When Palestinians and Israelis appropriate these hashtags, whether for solidarity with the Black Lives Matter movement or otherwise, they are taking on the burden of that misinterpretation and the stigmas attached to it.

#PalestinianLivesMatter casts Palestinians as victims of racially motivated violence by an oppressive police force, but to many it also carries the connotation that only Palestinian lives matter. It is impossible to separate preconceived notions from facts when they are intertwined in a slogan appropriated from another cause.

On the other hand, #IsraeliLivesMatter has prompted many to think more critically when it comes to language appropriation.
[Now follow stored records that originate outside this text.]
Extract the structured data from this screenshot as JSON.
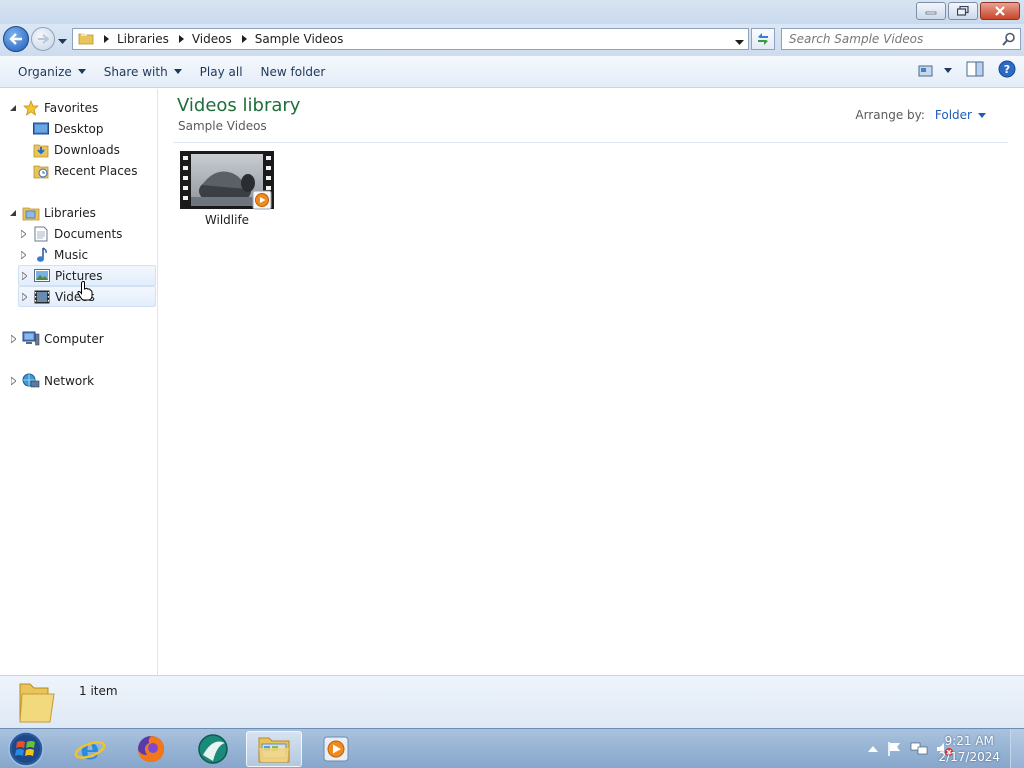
{
  "address": {
    "breadcrumbs": [
      "Libraries",
      "Videos",
      "Sample Videos"
    ],
    "search_placeholder": "Search Sample Videos"
  },
  "toolbar": {
    "organize": "Organize",
    "share_with": "Share with",
    "play_all": "Play all",
    "new_folder": "New folder"
  },
  "nav": {
    "favorites": "Favorites",
    "desktop": "Desktop",
    "downloads": "Downloads",
    "recent_places": "Recent Places",
    "libraries": "Libraries",
    "documents": "Documents",
    "music": "Music",
    "pictures": "Pictures",
    "videos": "Videos",
    "computer": "Computer",
    "network": "Network"
  },
  "content": {
    "title": "Videos library",
    "subtitle": "Sample Videos",
    "arrange_label": "Arrange by:",
    "arrange_value": "Folder",
    "items": [
      {
        "name": "Wildlife"
      }
    ]
  },
  "details": {
    "count": "1 item"
  },
  "taskbar": {
    "time": "9:21 AM",
    "date": "2/17/2024"
  },
  "colors": {
    "library_title": "#1e6e3a",
    "link_blue": "#1e5cb8"
  }
}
“You have transported a slogan to contextualize the situation of another people, another place, another state, and diluted it of all meaning,” said Gaydol Hador, a writer for Jewschool.com, in an open letter to #IsraeliLivesMatter widely circulated on Twitter. 

For better or worse, social media gives us a window through which we can understand these complex issues. Unfortunately, it also provides a platform for the unchecked spread of misinformation and aggression. “I’ve seen such aggression on social media and I refuse to participate in aggression,” said Sharon. 

“The aggression that I see going back and forth, I think it’s pointless, it’s a different version of the war, of the conflict that’s happening. People need to talk. People need to understand what’s happening and they need to understand the reality, because without understanding the reality you can’t offer any suggestions to move forward.”

Hashtags have become a powerful instrument for enacting change in modern society, and while they may face criticism for oversimplifying complex issues and misrepresenting movements’ messages, they are certainly a better means of change and expression than violence.